As we discussed in class on thursday, the plot is moved along in the story by the characters, and that these characters are joined to nature and their individual history. But what if that the environment is itself a character and that it interacts with the persons in the plot? In this final essay I will show that the environment affects the people characters in the story and how this interaction affects the psyche and that between the two can move the plot of the story. For the Gothic, I will use:
Edgar Huntly or, Memoirs of a Sleep-Walker.
Dark Romanticism, slected works of Edgar Allen Poe is a natural selection for this section of the essay.
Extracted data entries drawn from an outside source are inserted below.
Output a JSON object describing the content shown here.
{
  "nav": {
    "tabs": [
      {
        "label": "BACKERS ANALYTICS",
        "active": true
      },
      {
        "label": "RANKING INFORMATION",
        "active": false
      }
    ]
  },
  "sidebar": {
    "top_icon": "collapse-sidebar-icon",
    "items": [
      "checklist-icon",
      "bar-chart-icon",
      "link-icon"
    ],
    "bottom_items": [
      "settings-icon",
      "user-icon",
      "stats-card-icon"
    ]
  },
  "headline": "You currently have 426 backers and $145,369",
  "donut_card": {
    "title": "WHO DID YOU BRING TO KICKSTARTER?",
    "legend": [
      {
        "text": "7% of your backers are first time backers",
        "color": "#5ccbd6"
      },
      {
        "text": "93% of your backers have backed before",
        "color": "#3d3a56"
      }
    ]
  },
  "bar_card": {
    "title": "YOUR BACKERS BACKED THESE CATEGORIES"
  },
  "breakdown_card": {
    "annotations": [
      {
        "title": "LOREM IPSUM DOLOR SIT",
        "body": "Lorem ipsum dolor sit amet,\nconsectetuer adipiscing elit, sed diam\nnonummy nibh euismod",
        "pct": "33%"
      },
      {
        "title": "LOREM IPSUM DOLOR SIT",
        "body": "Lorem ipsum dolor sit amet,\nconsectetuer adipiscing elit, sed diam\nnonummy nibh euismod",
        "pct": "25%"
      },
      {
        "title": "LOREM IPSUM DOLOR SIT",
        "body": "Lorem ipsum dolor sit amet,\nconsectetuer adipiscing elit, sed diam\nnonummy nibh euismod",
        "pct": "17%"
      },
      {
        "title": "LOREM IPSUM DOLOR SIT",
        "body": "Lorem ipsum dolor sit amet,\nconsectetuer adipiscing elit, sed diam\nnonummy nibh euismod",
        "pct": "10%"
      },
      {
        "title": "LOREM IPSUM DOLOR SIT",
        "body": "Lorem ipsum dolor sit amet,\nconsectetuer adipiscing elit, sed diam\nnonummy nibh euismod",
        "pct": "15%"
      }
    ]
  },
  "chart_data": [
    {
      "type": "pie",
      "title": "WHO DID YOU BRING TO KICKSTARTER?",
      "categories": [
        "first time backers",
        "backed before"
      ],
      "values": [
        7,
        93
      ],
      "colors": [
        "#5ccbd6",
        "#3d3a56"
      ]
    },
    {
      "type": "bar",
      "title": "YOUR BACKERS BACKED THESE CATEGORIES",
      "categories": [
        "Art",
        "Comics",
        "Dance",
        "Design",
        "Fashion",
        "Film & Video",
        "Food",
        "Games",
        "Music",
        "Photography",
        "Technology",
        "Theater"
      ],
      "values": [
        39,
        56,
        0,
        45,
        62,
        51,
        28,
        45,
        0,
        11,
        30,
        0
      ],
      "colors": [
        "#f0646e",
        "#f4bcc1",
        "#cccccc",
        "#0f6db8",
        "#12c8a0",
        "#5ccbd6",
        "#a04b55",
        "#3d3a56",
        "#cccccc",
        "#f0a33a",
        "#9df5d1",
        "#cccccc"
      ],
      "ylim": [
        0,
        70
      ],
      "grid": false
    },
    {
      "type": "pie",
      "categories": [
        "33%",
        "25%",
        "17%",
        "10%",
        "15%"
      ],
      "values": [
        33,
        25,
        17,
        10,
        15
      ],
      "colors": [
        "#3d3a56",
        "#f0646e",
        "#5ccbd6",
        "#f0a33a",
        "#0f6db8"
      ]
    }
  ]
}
If you please Julie, I am having trouble finding sources for what we talked about, I searched ebsco and jstor any other suggestions?
Saturday, April 17, 2010
Thursday, April 8, 2010
Step 1 for the final paper
For this, our final paper I will be discussing the relationhsip between Dark Romanticism and the Gothic genre. For the Gothic aspect I will be using Edgar Huntly and for the Dark Romanticism of course I will use Poe's Ligeia. Now thats not say that Ploidori is strictly out of the question, I just haven't decided yet as to whether or not I will need to go into it that far. Also if time allows and I can make it work I would like to discuss some early gothic paintings that we have discussed in class using but not limited to Rossitti. I want to find out if indeed the two genre's are related in some manner. By using the class readings and other research material I should be able to answer the question, Are They Related? The reason that I have chosen the above mentioned genre is that they are of intrest to me and would like to find out more about them.
Wednesday, April 7, 2010
Driving Miss Daisy
I tried and tried to find another approach to what Howells was saying in his article about Daisy Miller and I couldn't. I found this story a bit irratating at best. For me this story is a about atypical americans, in other words who we are not. They are portrayed as rich or at least well to do, which most are not. Daisy doesnt seem to realize that not all americans know each other nor do they know of the same people that she knows, "There was an English lady we met in the cars-I think her name was Miss Featherstone; perhaps you know her". I did not get "that color" that we talked about in class nor the flavor of europe, it could just have been a setting in the hampton's or any other setting where the upper crust hang out. She tries to fit in using big words and phrases that quite frankly most other people dont use, "he's the most fastidious man I ever saw" (had to look that one up).I don't see Daisy as an independent women but as someone who doesn't know who she is or where she is going, even though she quite a bit older than her brother, she is still just a child. This almost seems that she has been so sheltered that she doesnt quite have a grasp of what the real world is all about. Miss Daisy speaks of society, "The only thing I don't like,' she proceeded, 'is the society. Thre isn't any society; or if there is, I don't know where it keeps itself". She talks of society (her circles?) as if everyone else doesn't exist. If she was in the high circles or high society she would know were they hang out and surley wouldn't be hanging out, walking the streets and talking to strangers at an outside cafe. Again she doesn't know where her place is in society.